NASA’s science programs were “called into action” as the agency worked with the Federal Emergency Management Agency (FEMA) in New York to fly sensors over the affected areas on aircraft – looking for aerial contaminants – and used satellite resources to monitor from above.

Maxar’s IKONOS satellite — the only high-resolution commercial satellite in orbit at the time — was used to observe the areas that had been targeted. “These were the first unclassified satellite images released to the public of the 9/11 attack locations,” according to a statement from Maxar Technologies cited by IKONOS satellite continued to capture more recent views as rebuilding efforts have taken place over the last two decades. Satellites’ geospatial intelligence (GEOINT) allows for “seamless intelligence sharing across U.S. combatant commands and with coalition partners.”

In the decades since the attacks, Earth-observing satellites have grown much more sophisticated, with higher resolutions, better accuracy, greater collection capacity, faster agility, and more spectral bands. 

Methods for transmitting space-based data to Earth have also improved, allowing defense teams to more rapidly collect, downlink, upload and disseminate commercial satellite data. 
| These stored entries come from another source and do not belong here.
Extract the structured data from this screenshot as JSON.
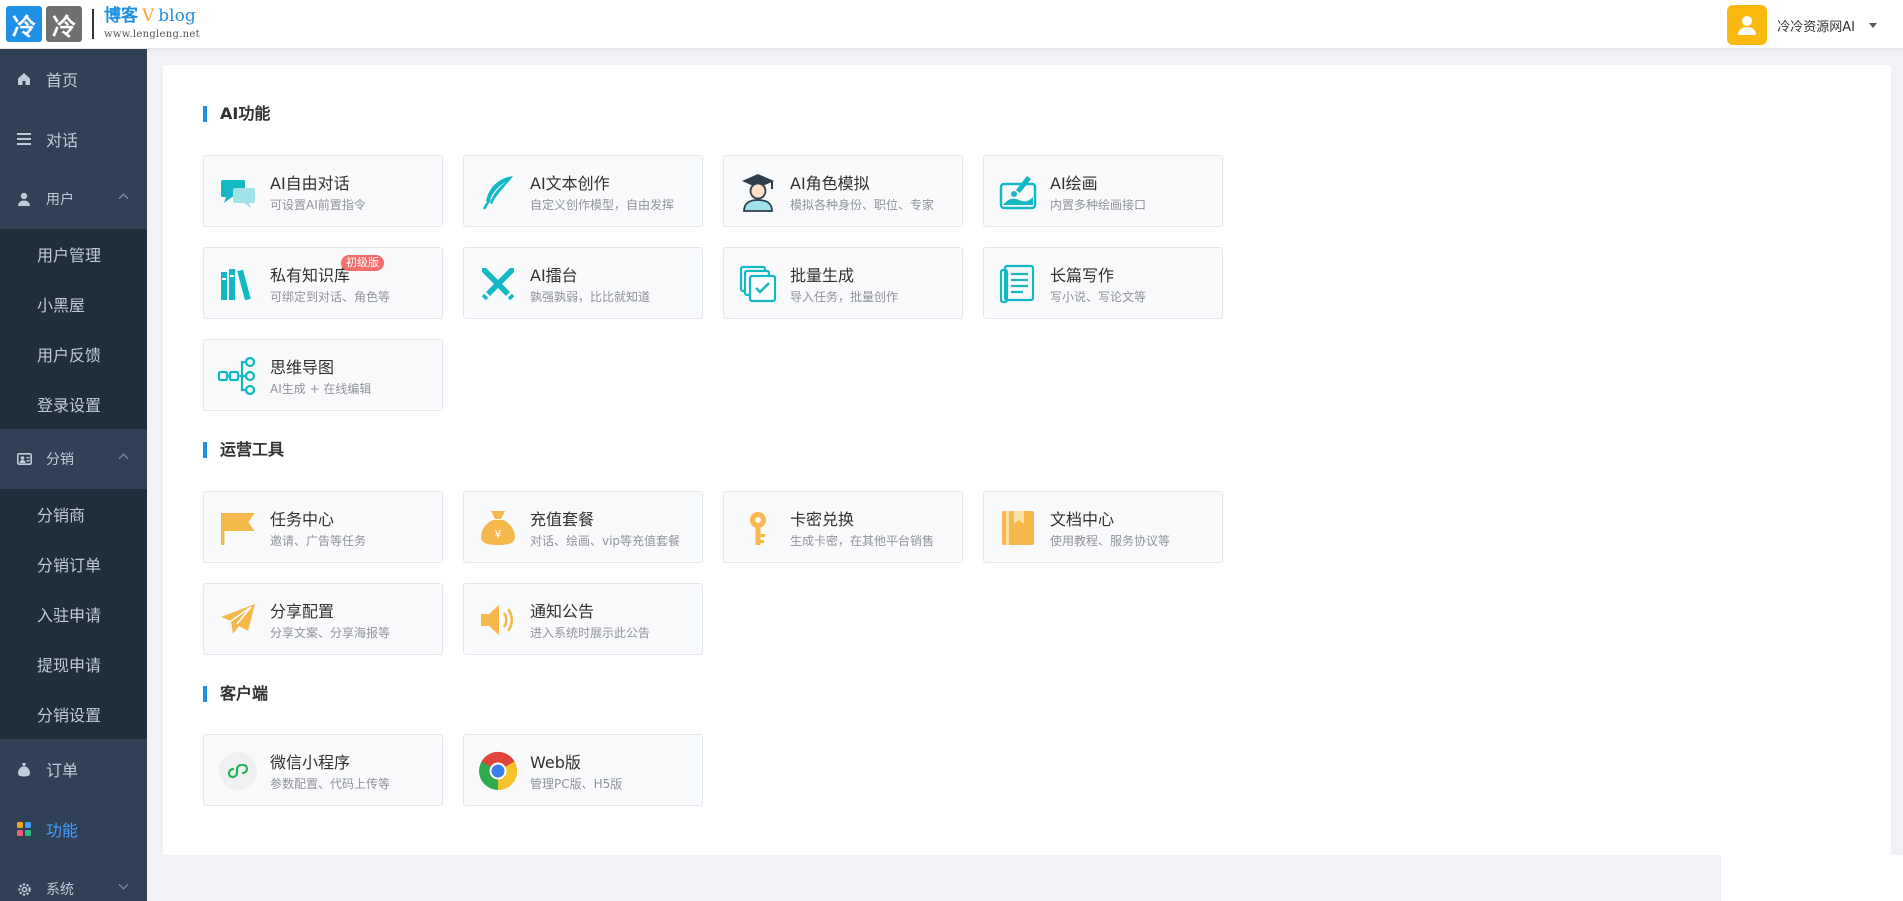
{
  "header": {
    "logo_char_1": "冷",
    "logo_char_2": "冷",
    "logo_title_1": "博客",
    "logo_title_v": "V",
    "logo_title_2": "blog",
    "logo_sub": "www.lengleng.net",
    "user_name": "冷冷资源网AI"
  },
  "sidebar": {
    "home": "首页",
    "chat": "对话",
    "user_group": "用户",
    "user_items": [
      "用户管理",
      "小黑屋",
      "用户反馈",
      "登录设置"
    ],
    "dist_group": "分销",
    "dist_items": [
      "分销商",
      "分销订单",
      "入驻申请",
      "提现申请",
      "分销设置"
    ],
    "order": "订单",
    "feature": "功能",
    "system": "系统"
  },
  "sections": {
    "ai": "AI功能",
    "ops": "运营工具",
    "client": "客户端"
  },
  "cards": {
    "ai_chat": {
      "title": "AI自由对话",
      "desc": "可设置AI前置指令"
    },
    "ai_text": {
      "title": "AI文本创作",
      "desc": "自定义创作模型，自由发挥"
    },
    "ai_role": {
      "title": "AI角色模拟",
      "desc": "模拟各种身份、职位、专家"
    },
    "ai_draw": {
      "title": "AI绘画",
      "desc": "内置多种绘画接口"
    },
    "kb": {
      "title": "私有知识库",
      "desc": "可绑定到对话、角色等",
      "badge": "初级版"
    },
    "arena": {
      "title": "AI擂台",
      "desc": "孰强孰弱，比比就知道"
    },
    "batch": {
      "title": "批量生成",
      "desc": "导入任务，批量创作"
    },
    "long": {
      "title": "长篇写作",
      "desc": "写小说、写论文等"
    },
    "mind": {
      "title": "思维导图",
      "desc": "AI生成 + 在线编辑"
    },
    "task": {
      "title": "任务中心",
      "desc": "邀请、广告等任务"
    },
    "recharge": {
      "title": "充值套餐",
      "desc": "对话、绘画、vip等充值套餐"
    },
    "card_key": {
      "title": "卡密兑换",
      "desc": "生成卡密，在其他平台销售"
    },
    "docs": {
      "title": "文档中心",
      "desc": "使用教程、服务协议等"
    },
    "share": {
      "title": "分享配置",
      "desc": "分享文案、分享海报等"
    },
    "notice": {
      "title": "通知公告",
      "desc": "进入系统时展示此公告"
    },
    "wechat": {
      "title": "微信小程序",
      "desc": "参数配置、代码上传等"
    },
    "web": {
      "title": "Web版",
      "desc": "管理PC版、H5版"
    }
  },
  "colors": {
    "accent": "#1e90e6",
    "sidebar_bg": "#304156",
    "submenu_bg": "#1f2d3d",
    "teal": "#14b8c4",
    "orange": "#f5b84a",
    "badge": "#f56c6c"
  }
}
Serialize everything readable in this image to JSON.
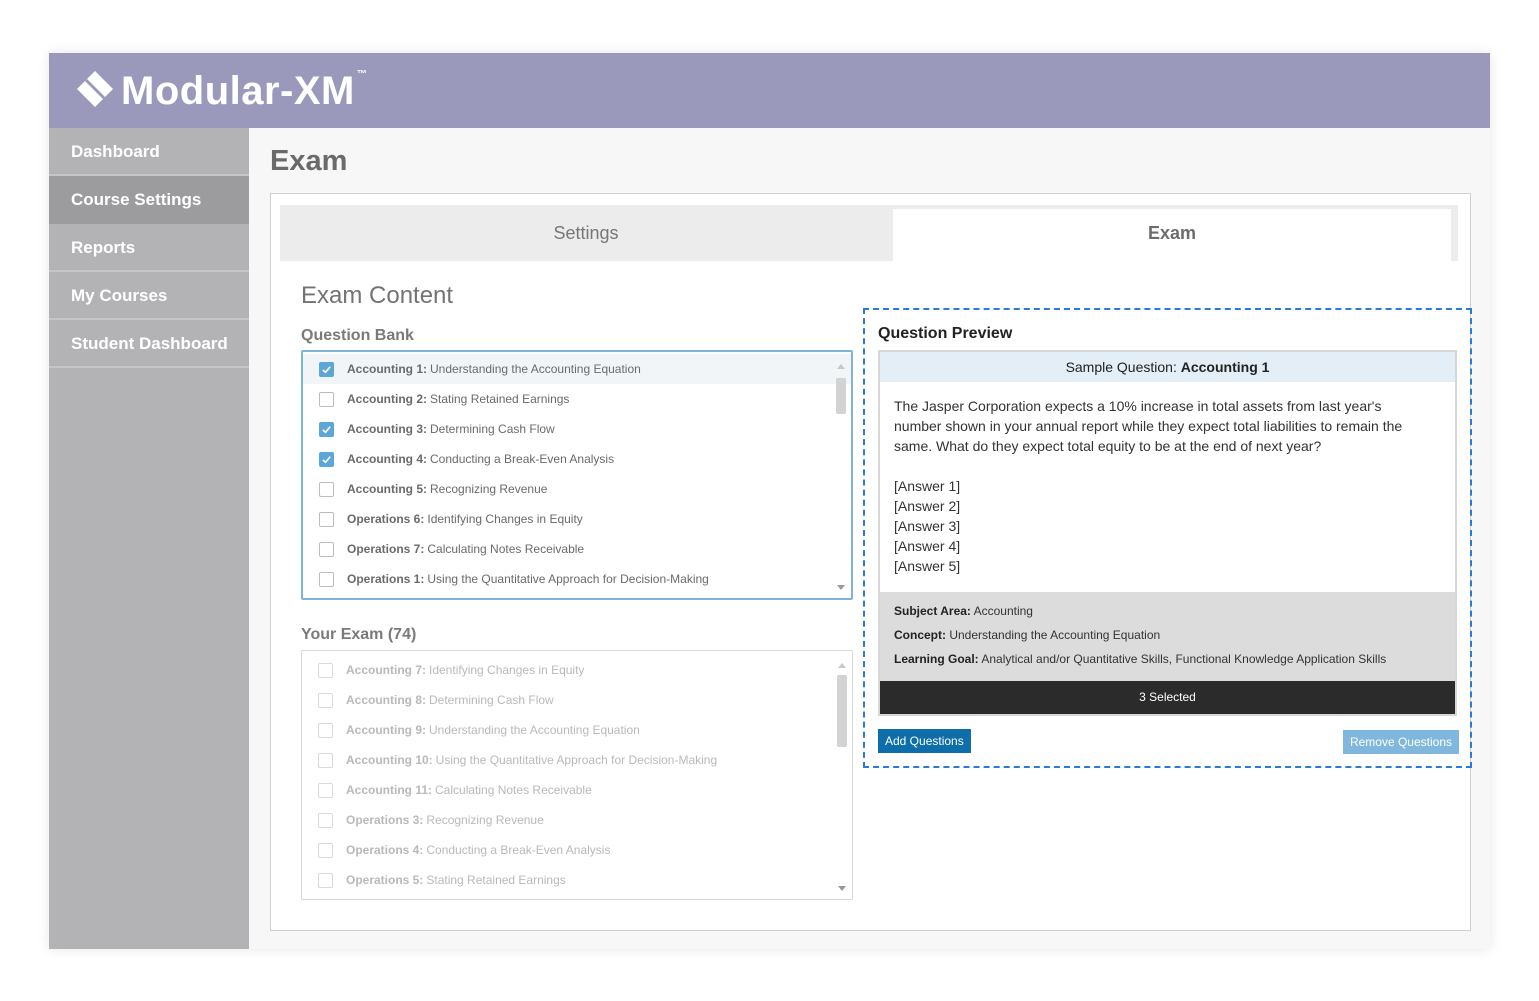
{
  "app": {
    "logo_text": "Modular-XM",
    "logo_tm": "™"
  },
  "sidebar": {
    "items": [
      {
        "label": "Dashboard"
      },
      {
        "label": "Course Settings"
      },
      {
        "label": "Reports"
      },
      {
        "label": "My Courses"
      },
      {
        "label": "Student Dashboard"
      }
    ],
    "active": "Course Settings"
  },
  "page": {
    "title": "Exam"
  },
  "tabs": {
    "settings": "Settings",
    "exam": "Exam"
  },
  "content": {
    "title": "Exam Content",
    "question_bank_label": "Question Bank",
    "your_exam_label": "Your Exam (74)"
  },
  "question_bank": [
    {
      "bold": "Accounting 1:",
      "text": "Understanding the Accounting Equation",
      "checked": true,
      "highlight": true
    },
    {
      "bold": "Accounting 2:",
      "text": "Stating Retained Earnings",
      "checked": false
    },
    {
      "bold": "Accounting 3:",
      "text": "Determining Cash Flow",
      "checked": true
    },
    {
      "bold": "Accounting 4:",
      "text": "Conducting a Break-Even Analysis",
      "checked": true
    },
    {
      "bold": "Accounting 5:",
      "text": "Recognizing Revenue",
      "checked": false
    },
    {
      "bold": "Operations 6:",
      "text": "Identifying Changes in Equity",
      "checked": false
    },
    {
      "bold": "Operations 7:",
      "text": "Calculating Notes Receivable",
      "checked": false
    },
    {
      "bold": "Operations 1:",
      "text": "Using the Quantitative Approach for Decision-Making",
      "checked": false
    }
  ],
  "your_exam": [
    {
      "bold": "Accounting 7:",
      "text": "Identifying Changes in Equity"
    },
    {
      "bold": "Accounting 8:",
      "text": "Determining Cash Flow"
    },
    {
      "bold": "Accounting 9:",
      "text": "Understanding the Accounting Equation"
    },
    {
      "bold": "Accounting 10:",
      "text": "Using the Quantitative Approach for Decision-Making"
    },
    {
      "bold": "Accounting 11:",
      "text": "Calculating Notes Receivable"
    },
    {
      "bold": "Operations 3:",
      "text": "Recognizing Revenue"
    },
    {
      "bold": "Operations 4:",
      "text": "Conducting a Break-Even Analysis"
    },
    {
      "bold": "Operations 5:",
      "text": "Stating Retained Earnings"
    }
  ],
  "preview": {
    "title": "Question Preview",
    "header_prefix": "Sample Question:",
    "header_bold": "Accounting 1",
    "question_lines": [
      "The Jasper Corporation expects a 10% increase in total assets from last year's",
      "number shown in your annual report while they expect total liabilities to remain the",
      "same. What do they expect total equity to be at the end of next year?"
    ],
    "answers": [
      "[Answer 1]",
      "[Answer 2]",
      "[Answer 3]",
      "[Answer 4]",
      "[Answer 5]"
    ],
    "subject_label": "Subject Area:",
    "subject_value": "Accounting",
    "concept_label": "Concept:",
    "concept_value": "Understanding the Accounting Equation",
    "goal_label": "Learning Goal:",
    "goal_value": "Analytical and/or Quantitative Skills, Functional Knowledge Application Skills",
    "selected_text": "3 Selected"
  },
  "buttons": {
    "add": "Add Questions",
    "remove": "Remove Questions"
  },
  "colors": {
    "header": "#9a99bb",
    "accent": "#5aa7d8",
    "dashed_border": "#2a7ad6",
    "add_button": "#0e6ea9",
    "remove_button": "#7fb8dc"
  }
}
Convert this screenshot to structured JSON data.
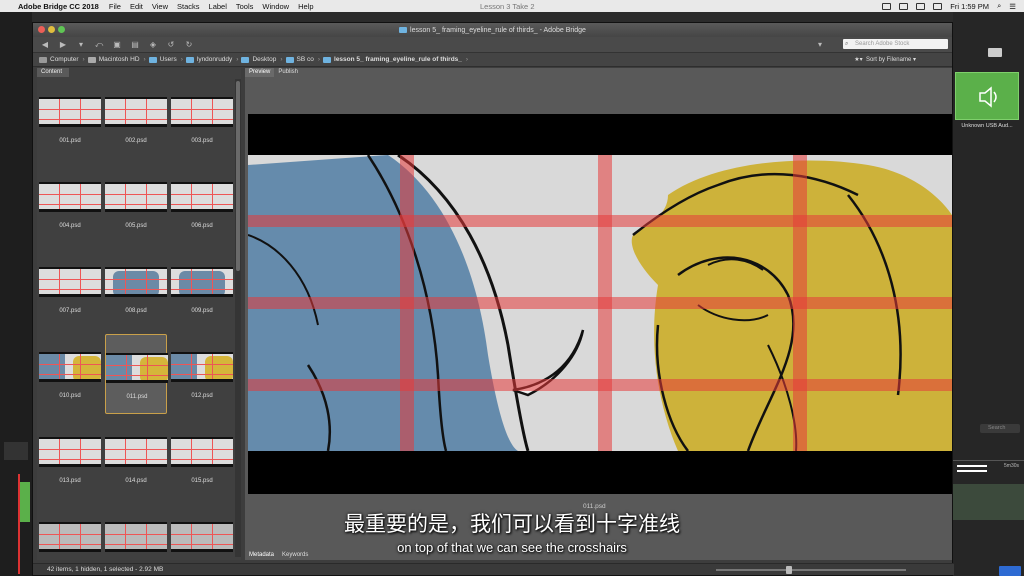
{
  "menubar": {
    "app_name": "Adobe Bridge CC 2018",
    "items": [
      "File",
      "Edit",
      "View",
      "Stacks",
      "Label",
      "Tools",
      "Window",
      "Help"
    ],
    "center_title": "Lesson 3 Take 2",
    "clock": "Fri 1:59 PM"
  },
  "window": {
    "title": "lesson 5_ framing_eyeline_rule of thirds_ - Adobe Bridge",
    "search_placeholder": "Search Adobe Stock"
  },
  "pathbar": {
    "crumbs": [
      "Computer",
      "Macintosh HD",
      "Users",
      "lyndonruddy",
      "Desktop",
      "SB co",
      "lesson 5_ framing_eyeline_rule of thirds_"
    ],
    "sort_label": "Sort by Filename"
  },
  "content_panel": {
    "tab": "Content",
    "thumbnails": [
      "001.psd",
      "002.psd",
      "003.psd",
      "004.psd",
      "005.psd",
      "006.psd",
      "007.psd",
      "008.psd",
      "009.psd",
      "010.psd",
      "011.psd",
      "012.psd",
      "013.psd",
      "014.psd",
      "015.psd",
      "",
      "",
      ""
    ],
    "selected": "011.psd"
  },
  "preview_panel": {
    "tabs": [
      "Preview",
      "Publish"
    ],
    "filename": "011.psd"
  },
  "bottom_tabs": [
    "Metadata",
    "Keywords"
  ],
  "status": {
    "text": "42 items, 1 hidden, 1 selected - 2.92 MB"
  },
  "side_app": {
    "audio_label": "Unknown USB Aud...",
    "search": "Search",
    "time": "5m30s"
  },
  "subtitles": {
    "chinese": "最重要的是，我们可以看到十字准线",
    "english": "on top of that we can see the crosshairs"
  },
  "colors": {
    "accent_green": "#5bb04a",
    "selection_gold": "#c9a04a",
    "grid_red": "#e55"
  }
}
GEOINT assisted in locating Osama bin Laden, who was killed on May 2, 2011 in Pakistan, by the U.S. Navy SEAL Team 6. Maxar satellite imagery was used to study the structure of bin Laden’s compound and create a simulation of the area, which aided in training the military teams that participated in the raid. 

Earth-observing satellites also aid in disaster monitoring and emergency response. Satellite imagery has proven especially useful for tracking severe weather events and environmental impacts, ranging from hurricanes and tsunamis to earthquakes, floods, fires and oil spills, from space.